Meditation For Sleep

How mindfulness and meditation for sleep can help with sleep problems.

How sleep problems are keeping people awake at night

It’s the middle of the night and you can’t sleep. The more you try to go back to sleep, the more you can’t. You feel like you’re the only person awake at such a lonely hour. You check the clock again. You’re going to be so tired tomorrow. Sound familiar? Well, you’re not alone.

Do many people have problems sleeping?

Sleep problems are far more common than you might think. Up to a third of people experience issues such as difficulty falling and staying asleep1,2. While one in ten are said to experience insomnia regularly.2

So what’s keeping everyone awake at night? There are many factors that contribute to sleep related problems, including psychological issues such as anxiety and physical conditions like pain1. Research suggests that half of the people who have experienced insomnia blame the problem on stress and worry.2

What are the effects of poor sleep?

It should come as no surprise that getting a poor night’s sleep will affect your waking hours. But it’s not just about the tiredness, lack of energy and concentration. (If that wasn’t enough.) A lack of sleep has been related to an increased risk of developing high blood pressure and obesity.2

Research has also suggested that 'abnormal sleeping patterns' characterised as significantly shorter or longer sleeping periods of 7 hours was related to coronary heart disease. And according to the National Sleep Foundation, 'there is a wealth of research indicating that people with insomnia have poorer overall health, more work absenteeism, and a higher incidence of depression'.2

How can mindfulness meditation help with sleep problems?

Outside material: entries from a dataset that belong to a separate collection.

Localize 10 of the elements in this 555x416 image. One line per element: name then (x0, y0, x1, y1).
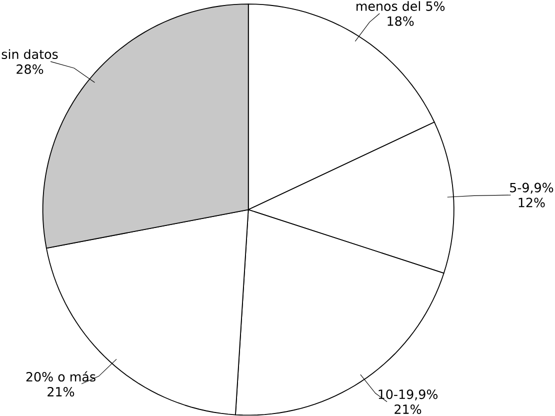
data-label: 12% (518, 198, 545, 208)
data-label: 18% (388, 16, 414, 26)
slice-label: 5-9,9% (510, 182, 554, 194)
slice-label: menos del 5% (356, 1, 445, 12)
slice-label: 20% o más (26, 371, 96, 382)
data-label: 28% (16, 64, 44, 74)
slice-label: sin datos (2, 49, 58, 60)
slice-label: 10-19,9% (378, 390, 438, 401)
data-label: 21% (48, 387, 74, 397)
data-label: 21% (394, 404, 422, 414)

Mindfulness-based sleep meditation has been suggested to help with many of the issues that stop us sleeping.

For example, the Stanford Medical Centre undertook a pilot study to investigate whether a combined 6 week programme of mindfulness and cognitive behavioural therapy could improve the sleep of 30 insomniacs.

Following the mindfulness course, the insomniacs got to sleep twice as quickly as before, taking 20 minutes as opposed to 40 minutes. At the end of the study, approximately 60% of the participants no longer qualified as insomniacs. In a follow up study, 12 months later, they found the majority of benefits had remained5,6.

Researchers from the University of Massachusetts Medical School developed an effective sleep therapy that incorporated meditation as an integral component.

In a non-controlled study of 102 insomniacs, 58% reported significant improvements and 91% of those using medication either reduced their dose or eliminated its use completely. Six months later 60% of respondents said the benefits had been maintained7.


  1. National Health Service (UK). (2013).
  2. National Sleep Foundation (US). (2013).
  3. Sabanayagam, C. & Shankar, A. (2010). Sleep Duration and Cardiovascular Disease: Results from the National Health Interview Survey. Journal of Sleep, 33, 8. 1037-1042.
  4. World Health Organization. (2013).
  1. Ong, J. C., Shapiro, S. L., & Manber, R. (2008). Combining Mindfulness Meditation with Cognitive-Behavior Therapy for Insomnia: A Treatment Development Study. Behavior Therapy, 39, 2. 171-182.
  2. Ong, J. C., Shapiro, S. L., & Manber, R. (2009). Mindfulness Meditation and Cognitive Behavioral Therapy for Insomnia: A Naturalistic 12-Month Follow-up. EXPLORE: The Journal of Science and Healing, 5, 1. 30-36.
  3. Jacobs, G., Benson, H. & Friedman, R. (1996). Perceived benefits in a behavioral-medicine insomnia program: a clinical report. The American Journal of Medicine, 100, 2. 212-6.